Alla disfida partecipano i Quintieri (rioni) di Sant’Andrea (giallo-verde), San Marco e Poggio (rosso-verde), Peccioverardi (bianco-giallo), San Vincenzo (giallo-blu) e Santa Maria (rosso-blu). Durante la gara, i due balestrieri di ciascun rione devono colpire a turno, con la propria verretta (la freccia usata per la balestra), un bersaglio quadrato, diviso in settori, ad ognuno dei quali corrisponde un punteggio che va da 1 a 4. Attorno al bersaglio vi sono dei settori colorati, raffiguranti immagini quali il “Gobbo”, la “Maliarda”, la tartaruga, la civetta, il pozzo e la prigione: guai a colpirli, o si viene sanzionati con la decurtazione di uno o più punti o l’esclusione dal successivo turno di tiro. Salvi spareggi in caso di parità, il Quintiere che al termine del quarto turno di tiro avrà ottenuto il punteggio più alto si aggiudica l’ambita “Verretta d’Oro”.
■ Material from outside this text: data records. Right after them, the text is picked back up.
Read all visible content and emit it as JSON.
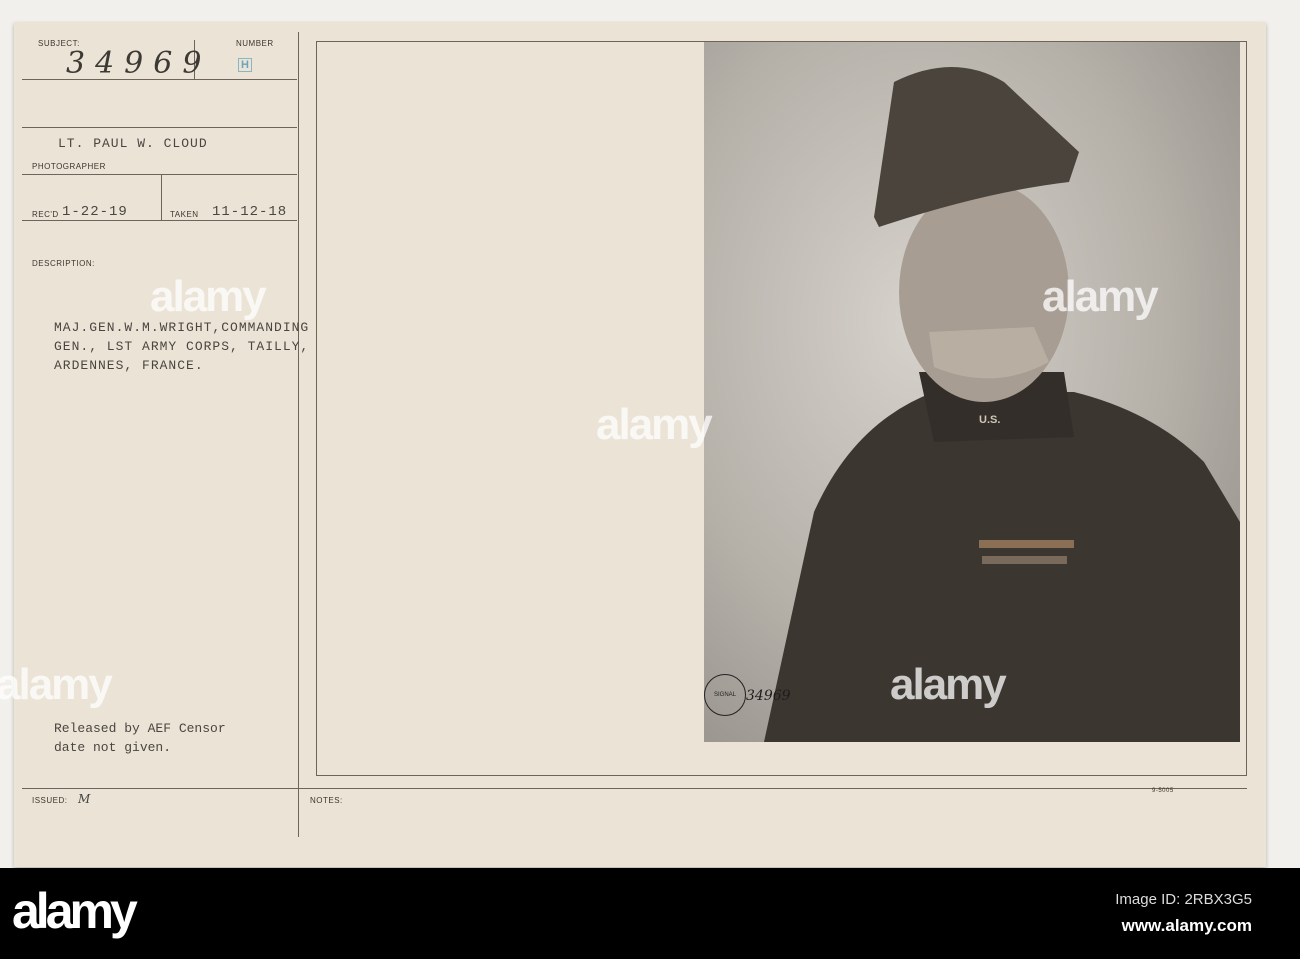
{
  "card": {
    "subject_label": "SUBJECT:",
    "subject_number": "34969",
    "number_label": "NUMBER",
    "number_stamp": "H",
    "photographer_name": "LT. PAUL W. CLOUD",
    "photographer_label": "PHOTOGRAPHER",
    "recd_label": "REC'D",
    "recd_date": "1-22-19",
    "taken_label": "TAKEN",
    "taken_date": "11-12-18",
    "description_label": "DESCRIPTION:",
    "description_lines": [
      "MAJ.GEN.W.M.WRIGHT,COMMANDING",
      "GEN., LST ARMY CORPS, TAILLY,",
      "ARDENNES, FRANCE."
    ],
    "release_lines": [
      "Released by AEF Censor",
      "date not given."
    ],
    "issued_label": "ISSUED:",
    "issued_value": "M",
    "notes_label": "NOTES:",
    "form_number": "9-5005"
  },
  "photo": {
    "stamp_text": "SIGNAL CORPS U.S.A.",
    "stamp_number": "34969",
    "collar_text": "U.S."
  },
  "watermark": "alamy",
  "footer": {
    "logo": "alamy",
    "image_id": "Image ID: 2RBX3G5",
    "site": "www.alamy.com"
  }
}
Celebrando una manifestazione che, per quanto giovane, già coinvolge i cuori e gli animi dei cortonesi, riportandoli per qualche giorno alla gloriosa epoca dei Casali.
E Cortona è soprattutto questo: una città esistente da tempo immemore, che nei secoli ha saputo adattarsi al naturale corso della storia senza perdere la propria identità. Anzi, valorizzando le sue bellezze, la sua cultura, la sua magia. E proiettandosi più bella che mai verso il futuro.